Oligarchowie z jego otoczenia, jak choćby bracia Rotenberg, już zarobili krocie na tym projekcie, więc aż tak bardzo Kremlowi na tym nie zależy” – stwierdził szwedzki ekspert Anders Aslund. Uważa on, że rosyjski dyktator Władimir Putin liczy się z możliwością porażki projektu NS2.

„Rosja nie potrzebuje tej dodatkowej mocy przesyłowej. Wystarczy policzyć. W 2019 r. Gazprom dostarczył rekordową ilość gazu Europie - 165 miliardów metrów sześciennych. W 2020 r. było to już tylko 130 mld, w tym roku będzie to najpewniej 135 mld. Tymczasem przez terytorium Ukrainy można przesłać przynajmniej 120 mld, Polski - 33 mld, przez Turk Stream - 16 mld, a Nord Stream 1 - 55. Już teraz Rosja ma więc prawie dwa razy większą moc przesyłową, niż potrzebuje. Ceny gazu biją w Europie rekordy, bo z jednej strony niemal cały amerykański gaz skroplony kupuje Azja Południowo-Wschodnia, a z drugiej Putin celowo wstrzymuje dostawy” – powiedział w rozmowie z dodatkiem do Rzeczpospolitej – Plusem minusem, szwedzki ekonomista. 

Aslund analizując sankcje uniemożliwiające korzystanie z gazociągu NS2, a uchwalone przez amerykańską Izbę Reprezentantów, zauważa, że Izba ta: „Zrobiła to zresztą nie tyle z uwagi na Polskę czy kraje bałtyckie, ale Ukrainę, która jest w Waszyngtonie bardzo popularna jako front walki Zachodu z rosyjskim autorytaryzmem.
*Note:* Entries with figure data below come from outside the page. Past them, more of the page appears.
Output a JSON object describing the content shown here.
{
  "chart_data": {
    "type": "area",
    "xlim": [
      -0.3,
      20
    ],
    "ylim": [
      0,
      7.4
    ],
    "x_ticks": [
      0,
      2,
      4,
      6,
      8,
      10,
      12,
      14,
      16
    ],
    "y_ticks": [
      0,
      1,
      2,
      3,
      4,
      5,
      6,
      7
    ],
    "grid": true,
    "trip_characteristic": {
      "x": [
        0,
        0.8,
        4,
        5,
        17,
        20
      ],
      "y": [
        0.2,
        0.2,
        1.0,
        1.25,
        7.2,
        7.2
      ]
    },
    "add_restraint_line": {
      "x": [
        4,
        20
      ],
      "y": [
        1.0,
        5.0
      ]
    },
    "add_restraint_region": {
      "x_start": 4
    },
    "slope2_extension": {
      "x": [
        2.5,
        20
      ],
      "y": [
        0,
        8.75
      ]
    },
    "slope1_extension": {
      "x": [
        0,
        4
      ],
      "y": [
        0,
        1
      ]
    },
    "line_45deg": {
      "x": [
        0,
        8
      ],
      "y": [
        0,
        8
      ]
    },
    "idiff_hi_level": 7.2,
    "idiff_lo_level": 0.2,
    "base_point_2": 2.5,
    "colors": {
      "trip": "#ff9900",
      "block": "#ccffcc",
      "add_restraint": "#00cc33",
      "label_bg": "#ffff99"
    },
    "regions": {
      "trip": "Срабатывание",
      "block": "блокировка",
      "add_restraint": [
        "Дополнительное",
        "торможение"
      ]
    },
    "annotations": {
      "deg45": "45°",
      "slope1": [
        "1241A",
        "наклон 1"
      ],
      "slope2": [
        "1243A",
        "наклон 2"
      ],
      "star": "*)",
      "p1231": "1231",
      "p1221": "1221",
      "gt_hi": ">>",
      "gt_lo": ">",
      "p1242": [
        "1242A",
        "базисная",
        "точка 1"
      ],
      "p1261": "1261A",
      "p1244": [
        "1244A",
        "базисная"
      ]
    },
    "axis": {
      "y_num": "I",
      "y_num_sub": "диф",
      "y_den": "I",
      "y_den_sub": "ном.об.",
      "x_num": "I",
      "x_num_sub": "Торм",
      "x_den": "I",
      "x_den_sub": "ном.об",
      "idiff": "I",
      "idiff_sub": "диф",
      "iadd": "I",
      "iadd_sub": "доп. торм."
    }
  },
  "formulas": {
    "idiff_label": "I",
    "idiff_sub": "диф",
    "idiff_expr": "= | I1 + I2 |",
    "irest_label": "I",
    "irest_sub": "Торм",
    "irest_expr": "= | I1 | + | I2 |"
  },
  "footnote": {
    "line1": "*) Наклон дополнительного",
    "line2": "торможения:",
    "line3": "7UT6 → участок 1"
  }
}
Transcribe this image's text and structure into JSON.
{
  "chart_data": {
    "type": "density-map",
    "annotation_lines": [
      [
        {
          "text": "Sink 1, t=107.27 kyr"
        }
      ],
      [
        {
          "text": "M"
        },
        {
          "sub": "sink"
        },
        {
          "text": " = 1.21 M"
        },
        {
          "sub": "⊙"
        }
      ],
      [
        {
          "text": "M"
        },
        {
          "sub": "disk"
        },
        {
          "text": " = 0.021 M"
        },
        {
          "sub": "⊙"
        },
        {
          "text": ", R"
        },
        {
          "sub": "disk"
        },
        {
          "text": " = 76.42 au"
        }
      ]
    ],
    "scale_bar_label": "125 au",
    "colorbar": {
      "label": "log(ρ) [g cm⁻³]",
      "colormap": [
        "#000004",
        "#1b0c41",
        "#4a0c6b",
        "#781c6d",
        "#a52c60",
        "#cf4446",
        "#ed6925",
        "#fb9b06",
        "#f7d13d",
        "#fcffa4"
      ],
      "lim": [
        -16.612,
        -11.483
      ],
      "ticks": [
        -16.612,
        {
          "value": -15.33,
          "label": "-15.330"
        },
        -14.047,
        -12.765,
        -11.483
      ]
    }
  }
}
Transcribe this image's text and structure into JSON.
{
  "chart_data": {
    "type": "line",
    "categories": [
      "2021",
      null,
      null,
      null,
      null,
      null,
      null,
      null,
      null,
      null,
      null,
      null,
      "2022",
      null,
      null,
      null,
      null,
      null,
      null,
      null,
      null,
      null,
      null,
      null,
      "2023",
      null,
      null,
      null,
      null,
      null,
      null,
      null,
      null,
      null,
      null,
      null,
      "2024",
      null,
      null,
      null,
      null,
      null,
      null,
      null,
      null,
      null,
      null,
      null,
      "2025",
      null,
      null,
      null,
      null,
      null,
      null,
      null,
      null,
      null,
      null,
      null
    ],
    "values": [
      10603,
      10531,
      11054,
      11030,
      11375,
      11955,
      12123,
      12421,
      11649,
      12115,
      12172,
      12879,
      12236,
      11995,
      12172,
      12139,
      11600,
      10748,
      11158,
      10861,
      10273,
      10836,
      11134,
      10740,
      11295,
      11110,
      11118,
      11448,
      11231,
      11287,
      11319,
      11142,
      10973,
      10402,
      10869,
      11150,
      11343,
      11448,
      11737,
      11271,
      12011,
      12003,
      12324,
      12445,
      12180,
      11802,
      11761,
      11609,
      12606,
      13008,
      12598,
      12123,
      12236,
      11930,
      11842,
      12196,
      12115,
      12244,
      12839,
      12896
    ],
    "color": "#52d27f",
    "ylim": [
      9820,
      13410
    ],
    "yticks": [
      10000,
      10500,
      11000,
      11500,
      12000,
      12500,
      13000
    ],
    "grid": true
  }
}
Restrykcje zostały dopisane do dorocznego budżetu wojskowego. Taka formuła powoduje, że Joe Biden nie będzie mógł ich zawiesić, jak to zrobił z poprzednimi sankcjami”.

„Putin nie przewidział determinacji Kongresu. Teraz jednak wyciągnie z tego wnioski i będzie szukał innego sposobu szachowania Zachodu” – podsumowuje szwedzki analityk.